Canadian retired ice hockey defenceman (born 1977)

Justin Kurtz (born January 14, 1977) is a Canadian former professional ice hockey defenceman who played 27 games for the National Hockey League's Vancouver Canucks.

==Playing career==
Kurtz was drafted 84th overall by the Winnipeg Jets in the 1995 NHL entry draft, but never played an NHL game for the franchise. His NHL debut did not come until the 2001-02 season with the Vancouver Canucks, after spending three seasons with the Manitoba Moose.

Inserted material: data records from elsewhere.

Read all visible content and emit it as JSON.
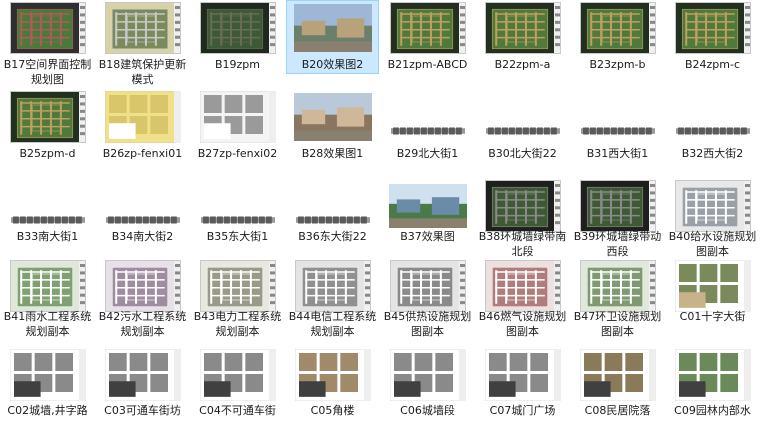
{
  "items": [
    {
      "label": "B17空间界面控制规划图",
      "type": "plan",
      "colors": [
        "#2f2f2f",
        "#4a7a3a",
        "#b05a5a"
      ]
    },
    {
      "label": "B18建筑保护更新模式",
      "type": "plan",
      "colors": [
        "#d8d2a8",
        "#7a8a5a",
        "#c9c9c9"
      ]
    },
    {
      "label": "B19zpm",
      "type": "plan",
      "colors": [
        "#1f2a1f",
        "#3c5a34",
        "#6b6b5a"
      ]
    },
    {
      "label": "B20效果图2",
      "type": "photo",
      "colors": [
        "#9eb7d6",
        "#6b7f6a",
        "#b8a27c"
      ]
    },
    {
      "label": "B21zpm-ABCD",
      "type": "plan",
      "colors": [
        "#22301f",
        "#4f7a3c",
        "#c0a060"
      ]
    },
    {
      "label": "B22zpm-a",
      "type": "plan",
      "colors": [
        "#22301f",
        "#4f7a3c",
        "#c0a060"
      ]
    },
    {
      "label": "B23zpm-b",
      "type": "plan",
      "colors": [
        "#22301f",
        "#4f7a3c",
        "#c0a060"
      ]
    },
    {
      "label": "B24zpm-c",
      "type": "plan",
      "colors": [
        "#22301f",
        "#4f7a3c",
        "#c0a060"
      ]
    },
    {
      "label": "B25zpm-d",
      "type": "plan",
      "colors": [
        "#22301f",
        "#4f7a3c",
        "#c0a060"
      ]
    },
    {
      "label": "B26zp-fenxi01",
      "type": "doc",
      "colors": [
        "#f1e08a",
        "#d9c56a",
        "#ffffff"
      ]
    },
    {
      "label": "B27zp-fenxi02",
      "type": "doc",
      "colors": [
        "#f4f4f4",
        "#9a9a9a",
        "#ffffff"
      ]
    },
    {
      "label": "B28效果图1",
      "type": "photo",
      "colors": [
        "#b9c9d9",
        "#8a7560",
        "#cfb89a"
      ]
    },
    {
      "label": "B29北大街1",
      "type": "strip",
      "colors": [
        "#ffffff",
        "#9a9a9a",
        "#5a5a5a"
      ]
    },
    {
      "label": "B30北大街22",
      "type": "strip",
      "colors": [
        "#ffffff",
        "#9a9a9a",
        "#5a5a5a"
      ]
    },
    {
      "label": "B31西大街1",
      "type": "strip",
      "colors": [
        "#ffffff",
        "#9a9a9a",
        "#5a5a5a"
      ]
    },
    {
      "label": "B32西大街2",
      "type": "strip",
      "colors": [
        "#ffffff",
        "#9a9a9a",
        "#5a5a5a"
      ]
    },
    {
      "label": "B33南大街1",
      "type": "strip",
      "colors": [
        "#ffffff",
        "#9a9a9a",
        "#5a5a5a"
      ]
    },
    {
      "label": "B34南大街2",
      "type": "strip",
      "colors": [
        "#ffffff",
        "#9a9a9a",
        "#5a5a5a"
      ]
    },
    {
      "label": "B35东大街1",
      "type": "strip",
      "colors": [
        "#ffffff",
        "#9a9a9a",
        "#5a5a5a"
      ]
    },
    {
      "label": "B36东大街22",
      "type": "strip",
      "colors": [
        "#ffffff",
        "#9a9a9a",
        "#5a5a5a"
      ]
    },
    {
      "label": "B37效果图",
      "type": "photo",
      "colors": [
        "#cfe0ee",
        "#4a7a4a",
        "#6a8ca8"
      ]
    },
    {
      "label": "B38环城墙绿带南北段",
      "type": "plan",
      "colors": [
        "#1f1f1f",
        "#3e5a34",
        "#8a8a8a"
      ]
    },
    {
      "label": "B39环城墙绿带动西段",
      "type": "plan",
      "colors": [
        "#1f1f1f",
        "#3e5a34",
        "#8a8a8a"
      ]
    },
    {
      "label": "B40给水设施规划图副本",
      "type": "plan",
      "colors": [
        "#e8e8e8",
        "#9aa0a8",
        "#ffffff"
      ]
    },
    {
      "label": "B41雨水工程系统规划副本",
      "type": "plan",
      "colors": [
        "#dfe8d8",
        "#7fa070",
        "#ffffff"
      ]
    },
    {
      "label": "B42污水工程系统规划副本",
      "type": "plan",
      "colors": [
        "#e8e0e8",
        "#a08ca0",
        "#ffffff"
      ]
    },
    {
      "label": "B43电力工程系统规划副本",
      "type": "plan",
      "colors": [
        "#e8e8e0",
        "#9a9a88",
        "#ffffff"
      ]
    },
    {
      "label": "B44电信工程系统规划副本",
      "type": "plan",
      "colors": [
        "#e4e4e4",
        "#909090",
        "#ffffff"
      ]
    },
    {
      "label": "B45供热设施规划图副本",
      "type": "plan",
      "colors": [
        "#e4e4e4",
        "#8a8a8a",
        "#ffffff"
      ]
    },
    {
      "label": "B46燃气设施规划图副本",
      "type": "plan",
      "colors": [
        "#ece0e0",
        "#b07c7c",
        "#ffffff"
      ]
    },
    {
      "label": "B47环卫设施规划图副本",
      "type": "plan",
      "colors": [
        "#e0e8dc",
        "#7f9a70",
        "#ffffff"
      ]
    },
    {
      "label": "C01十字大街",
      "type": "doc",
      "colors": [
        "#ffffff",
        "#7a8a5a",
        "#c8b28a"
      ]
    },
    {
      "label": "C02城墙,井字路",
      "type": "doc",
      "colors": [
        "#ffffff",
        "#8a8a8a",
        "#404040"
      ]
    },
    {
      "label": "C03可通车街坊",
      "type": "doc",
      "colors": [
        "#ffffff",
        "#8a8a8a",
        "#404040"
      ]
    },
    {
      "label": "C04不可通车街",
      "type": "doc",
      "colors": [
        "#ffffff",
        "#8a8a8a",
        "#404040"
      ]
    },
    {
      "label": "C05角楼",
      "type": "doc",
      "colors": [
        "#ffffff",
        "#a08a6a",
        "#404040"
      ]
    },
    {
      "label": "C06城墙段",
      "type": "doc",
      "colors": [
        "#ffffff",
        "#8a8a8a",
        "#404040"
      ]
    },
    {
      "label": "C07城门广场",
      "type": "doc",
      "colors": [
        "#ffffff",
        "#8a8a8a",
        "#404040"
      ]
    },
    {
      "label": "C08民居院落",
      "type": "doc",
      "colors": [
        "#ffffff",
        "#8a7a5a",
        "#404040"
      ]
    },
    {
      "label": "C09园林内部水",
      "type": "doc",
      "colors": [
        "#ffffff",
        "#6a8a5a",
        "#404040"
      ]
    }
  ],
  "selected_index": 3
}
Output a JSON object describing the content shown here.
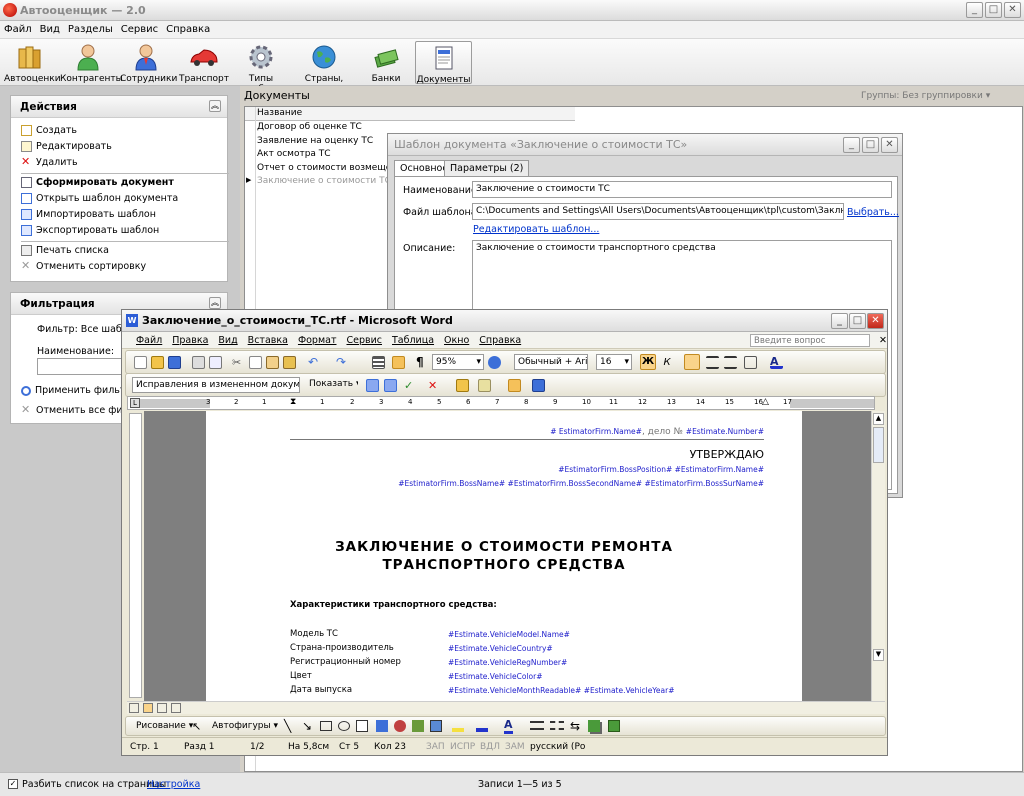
{
  "app": {
    "title": "Автооценщик — 2.0"
  },
  "window_buttons": {
    "min": "_",
    "max": "□",
    "close": "✕"
  },
  "menubar": [
    "Файл",
    "Вид",
    "Разделы",
    "Сервис",
    "Справка"
  ],
  "toolbar": [
    {
      "label": "Автооценки",
      "icon": "books-icon"
    },
    {
      "label": "Контрагенты",
      "icon": "person-green-icon"
    },
    {
      "label": "Сотрудники",
      "icon": "person-blue-icon"
    },
    {
      "label": "Транспорт",
      "icon": "car-icon"
    },
    {
      "label": "Типы работ",
      "icon": "gear-icon"
    },
    {
      "label": "Страны, города",
      "icon": "globe-icon"
    },
    {
      "label": "Банки",
      "icon": "money-icon"
    },
    {
      "label": "Документы",
      "icon": "document-icon"
    }
  ],
  "actions_panel": {
    "title": "Действия",
    "items": [
      "Создать",
      "Редактировать",
      "Удалить",
      "Сформировать документ",
      "Открыть шаблон документа",
      "Импортировать шаблон",
      "Экспортировать шаблон",
      "Печать списка",
      "Отменить сортировку"
    ]
  },
  "filter_panel": {
    "title": "Фильтрация",
    "filter_label": "Фильтр: Все шаблоны",
    "name_label": "Наименование:",
    "apply": "Применить фильтр",
    "reset": "Отменить все фильтры"
  },
  "documents": {
    "title": "Документы",
    "grouping": "Группы: Без группировки",
    "column": "Название",
    "rows": [
      "Договор об оценке ТС",
      "Заявление на оценку ТС",
      "Акт осмотра ТС",
      "Отчет о стоимости возмещения",
      "Заключение о стоимости ТС"
    ]
  },
  "dialog": {
    "title": "Шаблон документа «Заключение о стоимости ТС»",
    "tabs": [
      "Основное",
      "Параметры (2)"
    ],
    "name_label": "Наименование:",
    "name_value": "Заключение о стоимости ТС",
    "file_label": "Файл шаблона:",
    "file_value": "C:\\Documents and Settings\\All Users\\Documents\\Автооценщик\\tpl\\custom\\Заключение_о_ст",
    "choose": "Выбрать...",
    "edit_template": "Редактировать шаблон...",
    "desc_label": "Описание:",
    "desc_value": "Заключение о стоимости транспортного средства"
  },
  "word": {
    "title": "Заключение_о_стоимости_ТС.rtf - Microsoft Word",
    "menu": [
      "Файл",
      "Правка",
      "Вид",
      "Вставка",
      "Формат",
      "Сервис",
      "Таблица",
      "Окно",
      "Справка"
    ],
    "ask": "Введите вопрос",
    "zoom": "95%",
    "style": "Обычный + Aria",
    "size": "16",
    "bold": "Ж",
    "italic": "К",
    "track": "Исправления в измененном документе",
    "show": "Показать",
    "ruler_nums": [
      "3",
      "2",
      "1",
      "1",
      "2",
      "3",
      "4",
      "5",
      "6",
      "7",
      "8",
      "9",
      "10",
      "11",
      "12",
      "13",
      "14",
      "15",
      "16",
      "17"
    ],
    "ruler_marker": "L",
    "header_line": "# EstimatorFirm.Name#, дело № #Estimate.Number#",
    "header_parts": [
      "# EstimatorFirm.Name#",
      ", дело № ",
      "#Estimate.Number#"
    ],
    "approve": "УТВЕРЖДАЮ",
    "boss_line1": "#EstimatorFirm.BossPosition# #EstimatorFirm.Name#",
    "boss_line2": "#EstimatorFirm.BossName# #EstimatorFirm.BossSecondName# #EstimatorFirm.BossSurName#",
    "heading1": "ЗАКЛЮЧЕНИЕ О СТОИМОСТИ РЕМОНТА",
    "heading2": "ТРАНСПОРТНОГО СРЕДСТВА",
    "section": "Характеристики транспортного средства:",
    "fields": [
      {
        "label": "Модель ТС",
        "value": "#Estimate.VehicleModel.Name#"
      },
      {
        "label": "Страна-производитель",
        "value": "#Estimate.VehicleCountry#"
      },
      {
        "label": "Регистрационный номер",
        "value": "#Estimate.VehicleRegNumber#"
      },
      {
        "label": "Цвет",
        "value": "#Estimate.VehicleColor#"
      },
      {
        "label": "Дата выпуска",
        "value": "#Estimate.VehicleMonthReadable# #Estimate.VehicleYear#"
      }
    ],
    "draw": "Рисование",
    "autoshapes": "Автофигуры",
    "status": [
      "Стр. 1",
      "Разд 1",
      "1/2",
      "На 5,8см",
      "Ст 5",
      "Кол 23",
      "ЗАП",
      "ИСПР",
      "ВДЛ",
      "ЗАМ",
      "русский (Ро"
    ]
  },
  "bottom": {
    "paging": "Разбить список на страницы",
    "settings": "Настройка",
    "records": "Записи 1—5 из 5"
  }
}
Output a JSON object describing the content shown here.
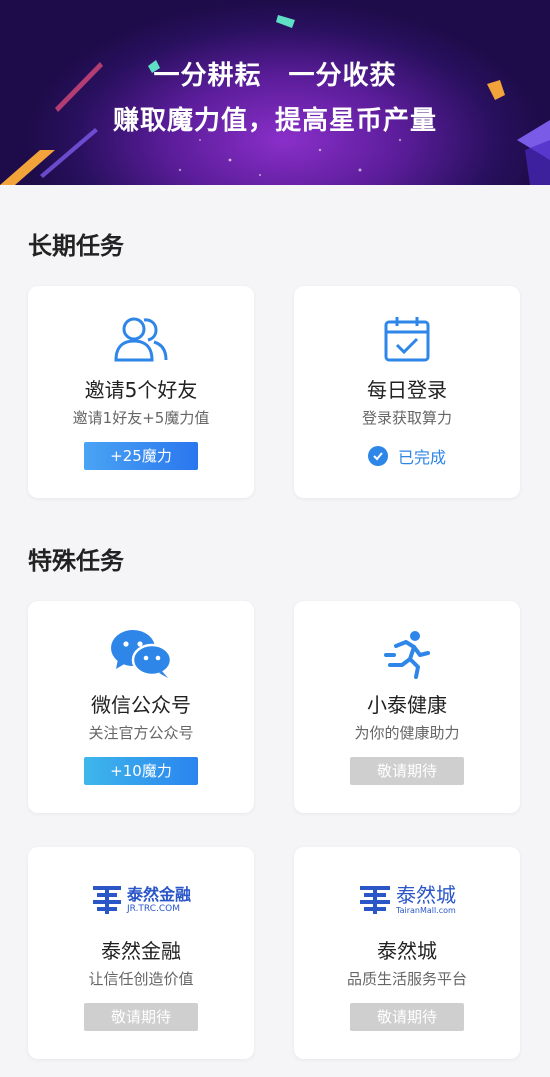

He played 27 regular season games, scoring 3 goals and 8 points in what turned out to be his only season in the NHL.

He spent another season with Manitoba before moving to Europe in 2003, playing in the Deutsche Eishockey Liga for the Krefeld Pinguine in two years. In 2005, he moved to the 2nd Bundesliga with EHC Wolfsburg Grizzly Adams, who were aiming to regain a place in the DEL having been relegated the previous season. However, they were unsuccessful and Kurtz returned to North America with the Worcester Sharks.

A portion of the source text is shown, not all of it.